In his April essay “An Age of Extinction Is Coming. Here’s How to Survive,” New York Times columnist Ross Douthat argues that falling birth rates and fraying cultural institutions signal a civilizational bottleneck—and that mastering our digital tools may be the only way through it. Douthat joined Reason‘s Just Asking Questions podcast in April to discuss demographic collapse, technological alienation, and whether the American suburbs might be more resilient than they seem.
Q: What are some of the biggest telltale signs that lead you to believe we’re facing an age of extinction?
A: Digital existence is really hard on basic modes of cultural transmission and also the literal reproduction of the species. These two things are connected. The way we live digitally tends to distract us from the forms of creation and educational transmission of literature, art, religion—all the human culture that people take for granted.
It also tends to distract us and separate us from the real-life ways of hanging around with other people—making friendships, going on dates, finding romance, having sex, and having kids—that allow for the very literal continuation of the human species.
Q: The literal extinction we’re facing is a falling birth rate—we’re below replacement rate in the U.S., and it’s worse in places like South Korea, Japan, and much of Western Europe. What are your anxieties about this?
A: I like Italy. I like South Korea. I enjoy the existence of distinctive human cultures. I would prefer that these cultures and countries not disappear. I think that’s a reasonable impulse.
You’ll have these societies that are emptied out. Actually, probably intensely concentrated—people will move to big cities—but there will be depopulated hinterlands, depopulated areas.
Yes, there will still be people speaking Italian in 50 years and people speaking Korean, but there will be a kind of actual collapse of real-world nations and cultures if this trend continues.

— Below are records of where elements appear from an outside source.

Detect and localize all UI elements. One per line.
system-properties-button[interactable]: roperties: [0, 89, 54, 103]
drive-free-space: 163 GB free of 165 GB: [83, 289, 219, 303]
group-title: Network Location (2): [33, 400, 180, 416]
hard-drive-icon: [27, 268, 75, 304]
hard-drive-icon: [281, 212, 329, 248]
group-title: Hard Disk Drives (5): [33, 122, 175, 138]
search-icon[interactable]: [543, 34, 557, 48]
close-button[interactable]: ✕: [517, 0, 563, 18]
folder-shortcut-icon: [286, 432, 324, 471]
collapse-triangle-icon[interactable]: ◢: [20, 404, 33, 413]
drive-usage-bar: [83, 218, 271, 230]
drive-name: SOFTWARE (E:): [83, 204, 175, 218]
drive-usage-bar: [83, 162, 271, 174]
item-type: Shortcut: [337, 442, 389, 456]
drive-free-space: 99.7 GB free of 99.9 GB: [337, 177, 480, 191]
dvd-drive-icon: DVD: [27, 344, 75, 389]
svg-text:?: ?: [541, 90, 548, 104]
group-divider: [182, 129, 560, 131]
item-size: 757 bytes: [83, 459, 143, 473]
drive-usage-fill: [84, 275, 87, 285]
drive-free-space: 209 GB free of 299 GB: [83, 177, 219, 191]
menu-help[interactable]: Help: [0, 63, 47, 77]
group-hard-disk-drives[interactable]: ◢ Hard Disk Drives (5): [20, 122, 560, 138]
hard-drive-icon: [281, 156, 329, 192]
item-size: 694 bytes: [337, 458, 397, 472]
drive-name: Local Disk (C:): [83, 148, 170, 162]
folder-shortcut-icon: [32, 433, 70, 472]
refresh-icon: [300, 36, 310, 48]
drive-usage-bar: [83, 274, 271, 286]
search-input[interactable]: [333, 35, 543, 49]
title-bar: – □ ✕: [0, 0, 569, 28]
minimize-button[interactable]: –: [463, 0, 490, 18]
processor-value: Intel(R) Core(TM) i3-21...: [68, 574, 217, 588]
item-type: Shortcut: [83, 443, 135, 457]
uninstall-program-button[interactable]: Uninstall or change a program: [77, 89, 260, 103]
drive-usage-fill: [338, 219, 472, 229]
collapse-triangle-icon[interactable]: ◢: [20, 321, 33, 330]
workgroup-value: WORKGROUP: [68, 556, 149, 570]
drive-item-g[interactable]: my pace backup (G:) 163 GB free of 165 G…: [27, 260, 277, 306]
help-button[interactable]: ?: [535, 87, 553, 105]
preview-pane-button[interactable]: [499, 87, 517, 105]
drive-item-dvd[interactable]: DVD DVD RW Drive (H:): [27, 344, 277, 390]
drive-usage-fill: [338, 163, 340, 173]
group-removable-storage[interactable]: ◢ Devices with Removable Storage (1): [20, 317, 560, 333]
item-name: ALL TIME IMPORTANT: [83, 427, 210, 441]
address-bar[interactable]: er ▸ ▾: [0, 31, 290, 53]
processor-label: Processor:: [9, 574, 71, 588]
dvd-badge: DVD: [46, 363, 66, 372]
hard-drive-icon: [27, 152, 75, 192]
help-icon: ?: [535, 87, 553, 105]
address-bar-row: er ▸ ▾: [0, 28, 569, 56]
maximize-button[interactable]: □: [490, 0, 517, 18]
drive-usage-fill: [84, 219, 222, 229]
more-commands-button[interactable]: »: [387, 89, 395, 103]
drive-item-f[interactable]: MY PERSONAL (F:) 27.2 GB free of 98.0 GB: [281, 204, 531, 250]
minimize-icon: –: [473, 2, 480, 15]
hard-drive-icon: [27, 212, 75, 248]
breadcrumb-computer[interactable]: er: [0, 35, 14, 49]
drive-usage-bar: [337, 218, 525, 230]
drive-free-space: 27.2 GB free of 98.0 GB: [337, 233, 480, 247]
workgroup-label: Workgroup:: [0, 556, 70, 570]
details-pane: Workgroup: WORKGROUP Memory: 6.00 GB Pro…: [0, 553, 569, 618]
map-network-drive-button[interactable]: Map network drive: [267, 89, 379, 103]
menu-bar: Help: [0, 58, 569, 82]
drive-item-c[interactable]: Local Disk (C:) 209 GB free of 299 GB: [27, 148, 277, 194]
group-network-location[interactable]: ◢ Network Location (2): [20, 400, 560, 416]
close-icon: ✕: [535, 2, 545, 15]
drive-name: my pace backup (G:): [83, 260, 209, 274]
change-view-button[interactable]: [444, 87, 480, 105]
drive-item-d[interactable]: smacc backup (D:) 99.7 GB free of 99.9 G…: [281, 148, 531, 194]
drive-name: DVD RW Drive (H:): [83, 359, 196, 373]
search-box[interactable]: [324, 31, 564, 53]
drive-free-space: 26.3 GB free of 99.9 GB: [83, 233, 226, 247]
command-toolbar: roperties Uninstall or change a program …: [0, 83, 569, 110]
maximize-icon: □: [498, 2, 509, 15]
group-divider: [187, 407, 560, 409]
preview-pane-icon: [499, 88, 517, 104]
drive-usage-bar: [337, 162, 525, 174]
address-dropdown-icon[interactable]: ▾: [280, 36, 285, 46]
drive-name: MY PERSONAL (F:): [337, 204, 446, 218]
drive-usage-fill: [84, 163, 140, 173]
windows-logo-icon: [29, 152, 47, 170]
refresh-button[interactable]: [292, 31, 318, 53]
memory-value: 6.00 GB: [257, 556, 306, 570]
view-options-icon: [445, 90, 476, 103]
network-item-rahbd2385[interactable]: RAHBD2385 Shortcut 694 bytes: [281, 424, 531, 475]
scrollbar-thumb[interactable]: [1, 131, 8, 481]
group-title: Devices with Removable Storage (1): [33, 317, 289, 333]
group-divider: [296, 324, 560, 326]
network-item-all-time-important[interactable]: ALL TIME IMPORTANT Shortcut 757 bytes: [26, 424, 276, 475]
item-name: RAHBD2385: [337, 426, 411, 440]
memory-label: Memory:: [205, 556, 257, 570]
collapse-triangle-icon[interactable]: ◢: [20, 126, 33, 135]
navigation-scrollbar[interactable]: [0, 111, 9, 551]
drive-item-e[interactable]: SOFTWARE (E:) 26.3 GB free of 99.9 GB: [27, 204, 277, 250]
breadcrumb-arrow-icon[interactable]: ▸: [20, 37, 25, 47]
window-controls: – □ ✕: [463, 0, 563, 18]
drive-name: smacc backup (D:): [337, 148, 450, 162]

Q: Is the picture you’re painting too bleak? Is it possible that the suburban middle class isn’t disappearing, but simply evolving into something less familiar?
A: Yes, I think it’s absolutely true that part of what will happen is that there will be adaptation, cultural evolution, and new modes of existence. Many of them will probably be suburban and not urban, because the suburbs are themselves a good technology for child rearing. One of the advantages in fertility the U.S. has over parts of Europe and East Asia is that we have a highly suburbanized society.
I’m not arguing that the bottleneck makes everything disappear. People who go through the bottleneck will use aspects of the new technology to enable forms of human flourishing. However, there will also be people—and you can see this right now—for whom the absence of the family restaurant or the local bar just means they don’t see people anymore. They exist in a kind of virtual bubble in which they don’t have enough friendships, they don’t meet their future spouse, they don’t do things in reality that are necessary. Those people are not going to make it.
This interview has been condensed and edited for style and clarity.